Um homem, já de certa idade, barba grisalha à Ernest Hemingway, vai para a praia ao fim da tarde, todos os dias, à hora em que quase toda a gente se vai embora. Leva uma cadeira articulada debaixo do braço. Senta-se, estrategicamente, ao centro do areal de frente para o que resta do sol da tarde. Coloca uma mesinha discreta ao seu lado direito onde pousa o livro que vai ler. Traz também uma garrafa de água. O homem começa a ler o livro, em total compenetração, sem se distrair com os transeuntes que passam à sua volta. Questiono-me se lê um livro do Miguel Sousa Tavares, do Paulo Coelho ou um qualquer título de literatura "light", que invadem maioritariamente as leituras de praia dos veraneantes.
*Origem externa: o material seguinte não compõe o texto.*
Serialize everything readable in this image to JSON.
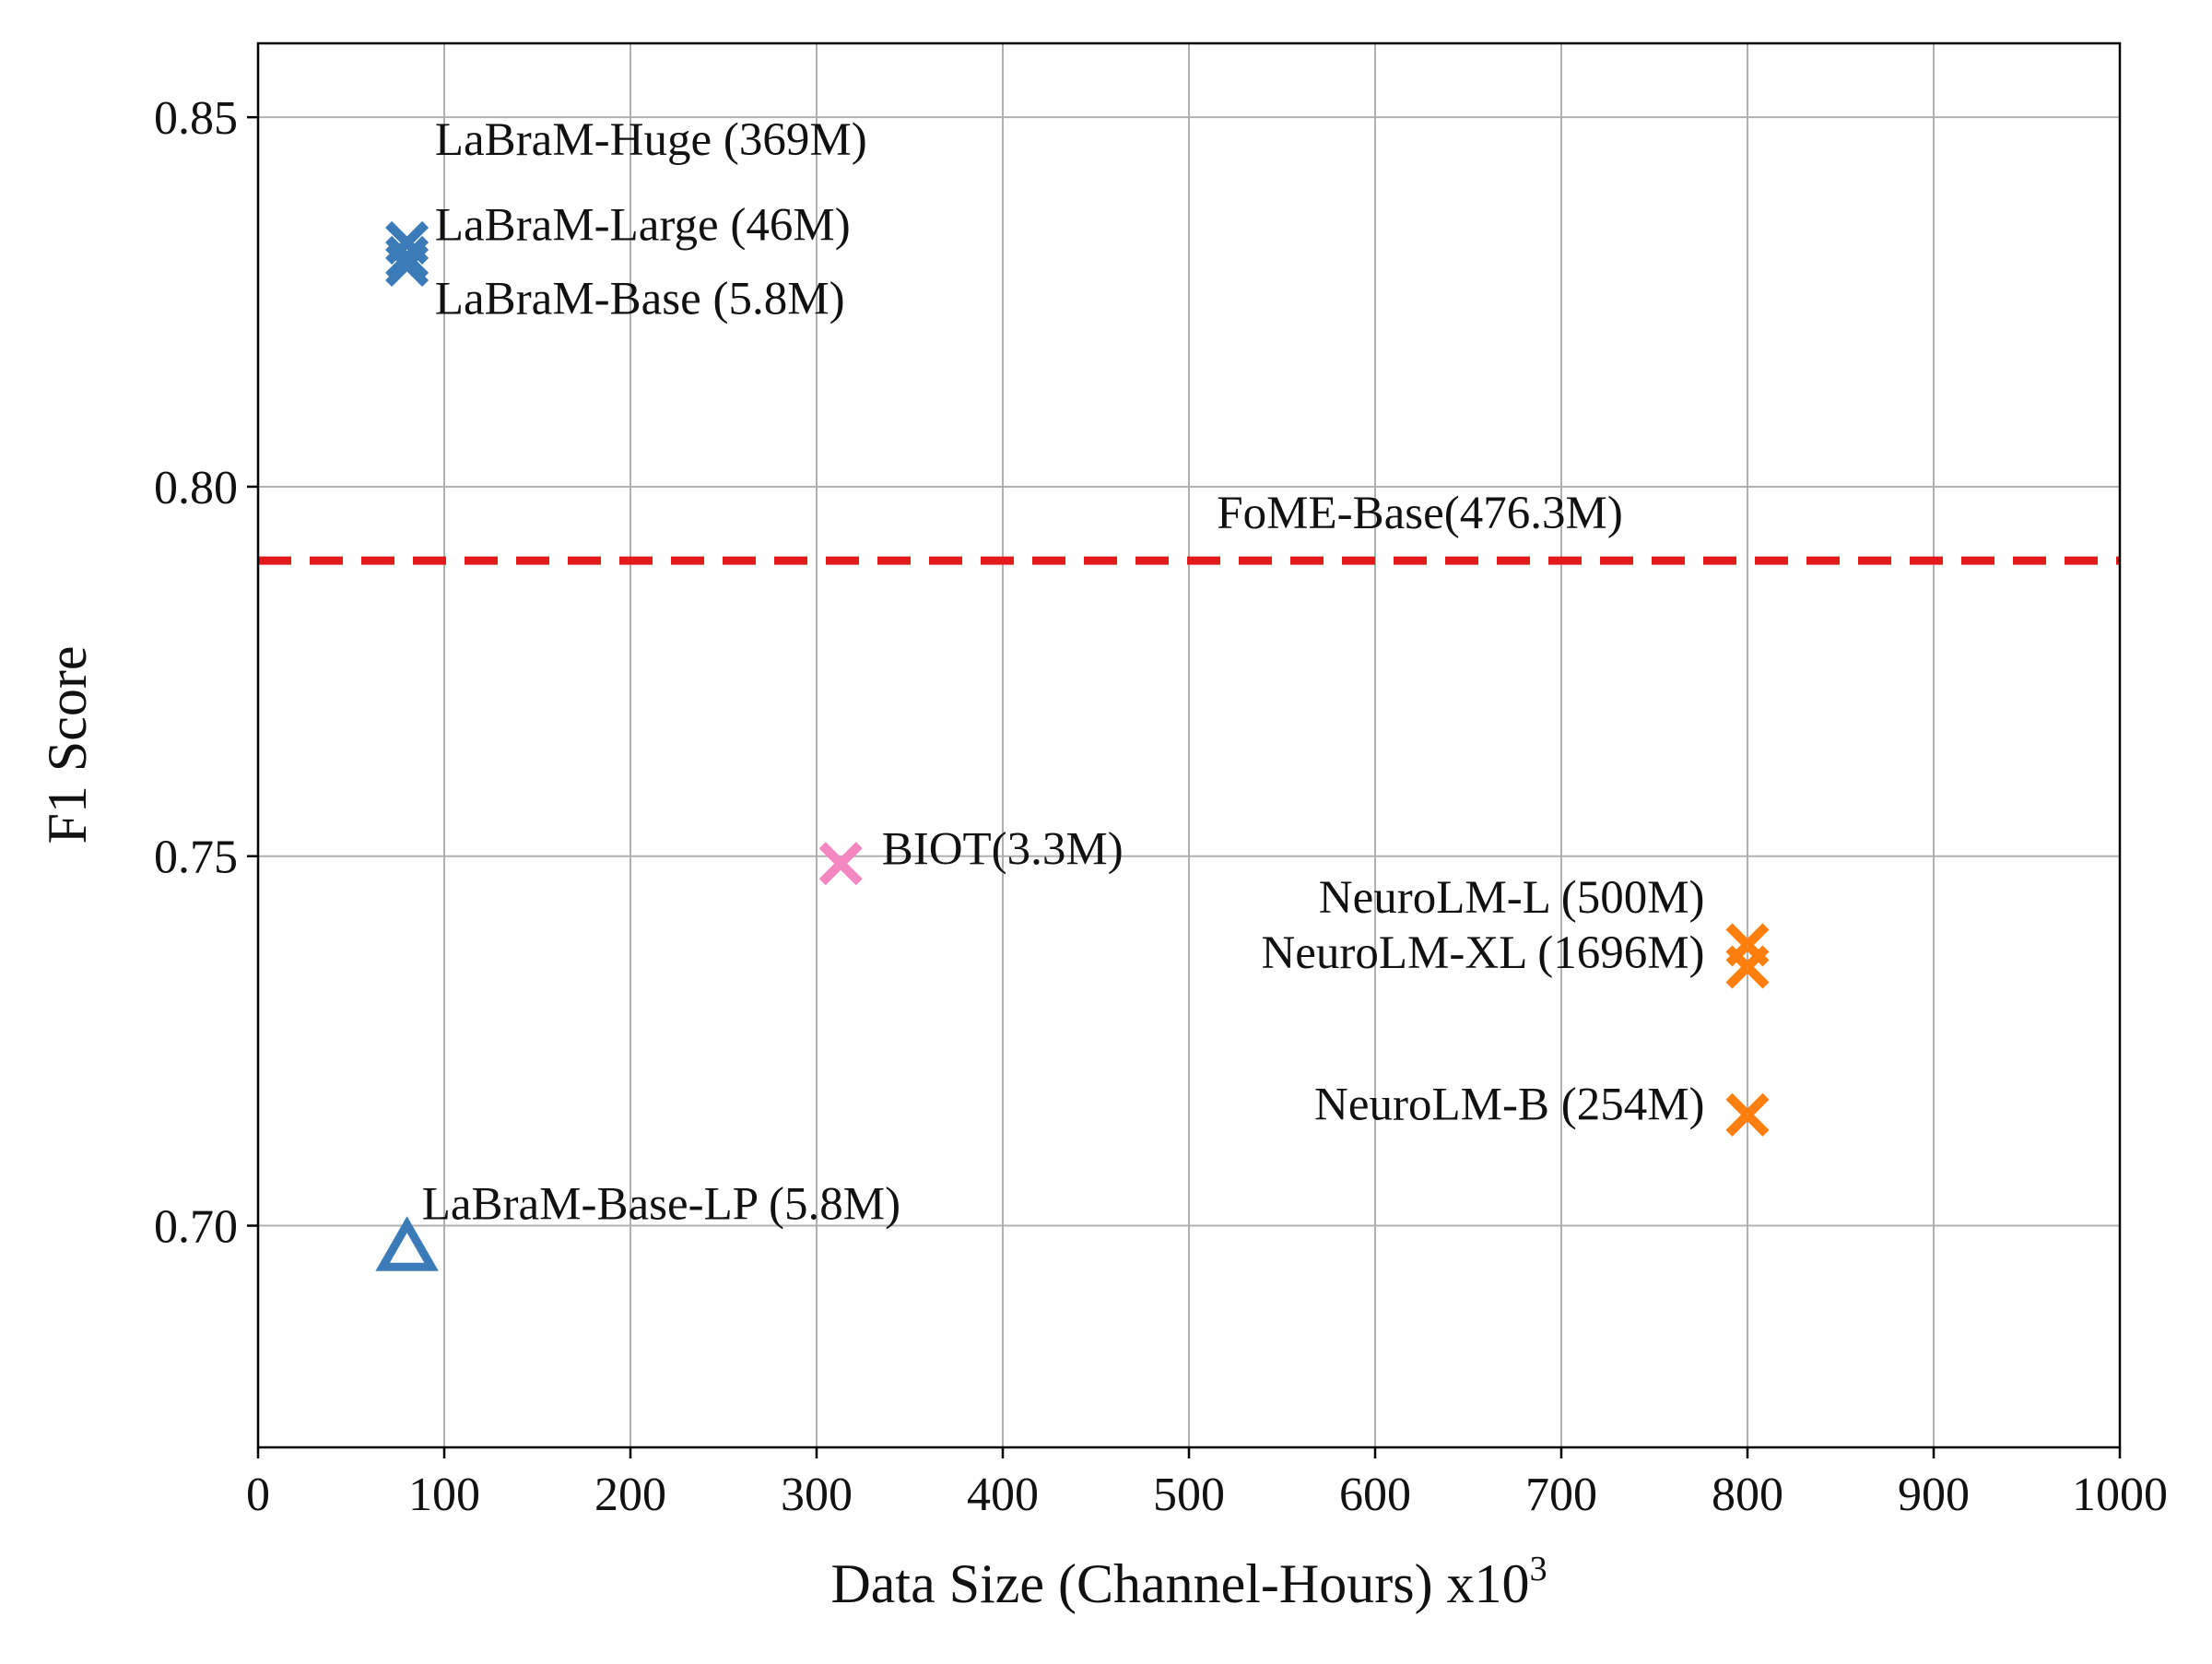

Até que me dou conta que aquele homem, que todos os dias ao fim da tarde pratica o ritual de se sentar no meio da praia de frente para o sol, alheio a tudo e a todos, num belo e quente dia de Verão, está a ler o demencial livro "As Benevolentes" de Jonathan Littell, um grosso volume de quase 900 páginas sobre os horrores do nazismo. Engoli em seco e fui molhar os pés no mar para arrefecer o choque presenciado.
5 comentários:
Eu também costumo guardar esses livros para o verão. Por exemplo, os do Lobo Antunes estão quase todos tingidos de bronzeador.
Já peguei nesse livro 50 vezes, com intuito de o comprar, mas faltou-me a coragem para o fazer. Tenho de admitir que eu sou dos que lê coisas mais soft no verão. No Inverno gosto dos russos.
oh victor, mas não se estava mesmo a ver que com essa rotina o homem dificilmente estaria a ler o Tavares ou o Coelho?
Sim, sim, mas daí até estar a ler o Littell...
Para quem leia o ano todo é quase indiferente. O quase deriva de eu, quando li esse livro, ter passado pela experiência de me sentir mais confortável se estivesse em casa, ou simplesmente sózinho.